I do not remember the old couple—Bugs and Boots—who lived next door to us when I was four or five but I have the stories that I dictated to them. My mother says they delighted in my after-school visits, wherein we would sit on the front porch of their tiny house and I would weave words into fantastic tales about unicorns, witches, flying, magic. Story was everywhere for me then, in the crape myrtle buds I pinched into bloom before their time because I was sure Thumbalina lived inside. Magic was in inventions made: a magnifying glass made from a coathanger and series of swinging magnification lenses found as the "prize" in a series of McDonald's happy meals. I remember thinking that it was just marvelous that make believe could manifest into the world, that words could compel people to do things, or feel a certain way. Bugs and Boots saw a spark and wanted to be a part of its cultivation and until I could write as fast as they could, they would be my scribes because to let go the stories was to withhold joy, and to not tell them, an impossibility. Columbus and Pinzon meet the native, civilize the native and her myths through the technology of writing.

Later, when I was eight or nine, I entered a Mother’s Day letter-writing contest at my school, and I won. The prize was publication of the letter in the local newspaper. I worked on this letter for weeks, crafting, retooling, starting over, throwing away, uncrumpling discarded pages, rescuing individual words and transcribing them with great delicacy like one of Darwin’s darling beetles.

When I first saw my name in print, I was overcome. There I was. A real girl. Ink made me so. It had also made my words so. Staring at the printed letter, I felt the weight of words, the heaviness of over-sentimentality. How words could gush and ooze, how language could muddle the point. An overwrought sentence could be as dangerous as smallpox to one’s intention to tell the truth.

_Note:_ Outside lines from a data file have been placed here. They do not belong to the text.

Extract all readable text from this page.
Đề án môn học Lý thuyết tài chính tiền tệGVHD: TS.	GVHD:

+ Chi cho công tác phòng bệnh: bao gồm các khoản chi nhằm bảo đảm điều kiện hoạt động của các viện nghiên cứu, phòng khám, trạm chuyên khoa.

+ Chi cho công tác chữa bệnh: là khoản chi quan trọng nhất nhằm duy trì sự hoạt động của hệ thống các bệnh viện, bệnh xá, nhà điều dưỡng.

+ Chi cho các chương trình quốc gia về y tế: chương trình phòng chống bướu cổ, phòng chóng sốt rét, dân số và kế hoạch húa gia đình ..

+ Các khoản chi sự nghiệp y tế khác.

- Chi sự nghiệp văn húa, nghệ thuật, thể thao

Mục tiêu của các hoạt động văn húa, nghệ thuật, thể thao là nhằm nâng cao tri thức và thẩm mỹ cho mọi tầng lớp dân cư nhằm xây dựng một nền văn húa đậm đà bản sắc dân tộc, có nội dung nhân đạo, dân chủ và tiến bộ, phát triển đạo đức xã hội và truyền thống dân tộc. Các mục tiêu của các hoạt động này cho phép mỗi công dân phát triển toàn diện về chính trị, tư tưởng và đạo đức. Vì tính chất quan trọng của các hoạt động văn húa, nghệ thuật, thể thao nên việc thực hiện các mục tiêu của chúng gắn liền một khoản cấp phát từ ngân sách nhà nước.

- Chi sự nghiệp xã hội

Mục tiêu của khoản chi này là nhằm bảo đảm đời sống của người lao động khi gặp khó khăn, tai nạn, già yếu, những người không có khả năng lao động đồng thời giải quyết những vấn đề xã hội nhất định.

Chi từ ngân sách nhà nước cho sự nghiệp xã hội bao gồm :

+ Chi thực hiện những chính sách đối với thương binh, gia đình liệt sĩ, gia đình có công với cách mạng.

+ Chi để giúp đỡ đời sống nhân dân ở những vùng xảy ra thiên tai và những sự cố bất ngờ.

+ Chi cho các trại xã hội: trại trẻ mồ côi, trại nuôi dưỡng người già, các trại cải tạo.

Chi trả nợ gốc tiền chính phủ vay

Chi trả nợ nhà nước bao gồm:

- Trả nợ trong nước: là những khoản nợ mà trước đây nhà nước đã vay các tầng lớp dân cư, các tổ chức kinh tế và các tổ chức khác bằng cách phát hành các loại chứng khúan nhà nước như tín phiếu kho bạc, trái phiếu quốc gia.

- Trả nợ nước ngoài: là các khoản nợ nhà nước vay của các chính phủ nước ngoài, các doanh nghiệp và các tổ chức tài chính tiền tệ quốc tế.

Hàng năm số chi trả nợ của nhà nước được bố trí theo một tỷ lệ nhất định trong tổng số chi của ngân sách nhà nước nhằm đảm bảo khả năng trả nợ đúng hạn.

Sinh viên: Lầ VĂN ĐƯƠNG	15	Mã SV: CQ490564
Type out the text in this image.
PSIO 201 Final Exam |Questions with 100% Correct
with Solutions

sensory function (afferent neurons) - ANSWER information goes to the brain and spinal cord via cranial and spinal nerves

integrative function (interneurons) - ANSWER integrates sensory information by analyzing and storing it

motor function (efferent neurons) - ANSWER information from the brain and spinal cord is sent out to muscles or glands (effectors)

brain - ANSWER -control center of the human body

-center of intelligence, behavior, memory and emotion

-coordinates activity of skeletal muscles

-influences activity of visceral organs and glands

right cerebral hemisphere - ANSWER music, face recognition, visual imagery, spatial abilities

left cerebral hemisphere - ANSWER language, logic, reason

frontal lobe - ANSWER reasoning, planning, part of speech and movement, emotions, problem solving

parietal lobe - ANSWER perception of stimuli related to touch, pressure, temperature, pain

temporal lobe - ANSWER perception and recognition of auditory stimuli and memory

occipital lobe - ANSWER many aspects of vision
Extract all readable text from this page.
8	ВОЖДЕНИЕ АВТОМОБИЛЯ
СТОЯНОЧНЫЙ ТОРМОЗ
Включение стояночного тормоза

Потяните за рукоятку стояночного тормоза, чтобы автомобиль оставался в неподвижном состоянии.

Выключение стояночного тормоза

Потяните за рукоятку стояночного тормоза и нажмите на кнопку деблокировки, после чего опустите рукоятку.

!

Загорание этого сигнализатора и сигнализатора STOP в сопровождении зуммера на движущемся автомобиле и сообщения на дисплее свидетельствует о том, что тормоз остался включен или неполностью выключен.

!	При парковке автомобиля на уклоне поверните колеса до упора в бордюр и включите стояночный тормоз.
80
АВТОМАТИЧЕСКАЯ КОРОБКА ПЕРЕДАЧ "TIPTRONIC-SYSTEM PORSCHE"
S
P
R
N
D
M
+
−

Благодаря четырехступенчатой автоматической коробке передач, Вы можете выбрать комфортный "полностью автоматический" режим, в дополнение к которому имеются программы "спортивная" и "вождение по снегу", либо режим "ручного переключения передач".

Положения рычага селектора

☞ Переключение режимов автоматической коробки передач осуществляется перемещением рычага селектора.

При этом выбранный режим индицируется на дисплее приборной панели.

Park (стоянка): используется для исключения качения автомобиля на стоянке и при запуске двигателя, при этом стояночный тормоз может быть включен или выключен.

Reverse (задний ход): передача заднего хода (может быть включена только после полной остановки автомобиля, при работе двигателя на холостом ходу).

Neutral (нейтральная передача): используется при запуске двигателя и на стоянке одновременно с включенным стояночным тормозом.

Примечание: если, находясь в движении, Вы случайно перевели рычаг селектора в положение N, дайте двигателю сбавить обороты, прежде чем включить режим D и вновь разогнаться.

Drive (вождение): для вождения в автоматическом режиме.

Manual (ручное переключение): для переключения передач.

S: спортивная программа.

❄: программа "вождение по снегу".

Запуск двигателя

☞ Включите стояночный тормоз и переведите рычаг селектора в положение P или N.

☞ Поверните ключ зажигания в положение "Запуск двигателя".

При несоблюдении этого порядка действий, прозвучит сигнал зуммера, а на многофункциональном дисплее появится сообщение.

Later, after reading and writing scripts, dabbling in song and poetry, after I found Carver and Krakauer and Dickens, after fiction gave way to nonfiction, I found myself at an interview for a Rotary scholarship. If I won the scholarship, I could study Writing in England for a whole year. Sitting at the head of the interview table, facing one dozen tight-jawed, button-down administrator-types, I shook for fear that language would mutiny.

"Final question", the committee chair said,"Why writing?" He paused. “You are competing with chemists and mathematicians and social activists. As a Rotary Scholar, we’re investing in someone who we believe can change the world. We expect you, quite literally, if you’re chosen, to make the world a better place in which to live. How will you do this through writing?”

I do not remember exactly what I said, but I remember feeling convicted. Whatever I said, I must have said it with sincerity because I won that scholarship. I did not know that I was practicing the ancient craft of rhetoric, or that I would become a rhetorician. I only knew that there was nothing behind language and that words could move and construct the world, sometimes a better world. And that if I had a choice, that's what I'd do.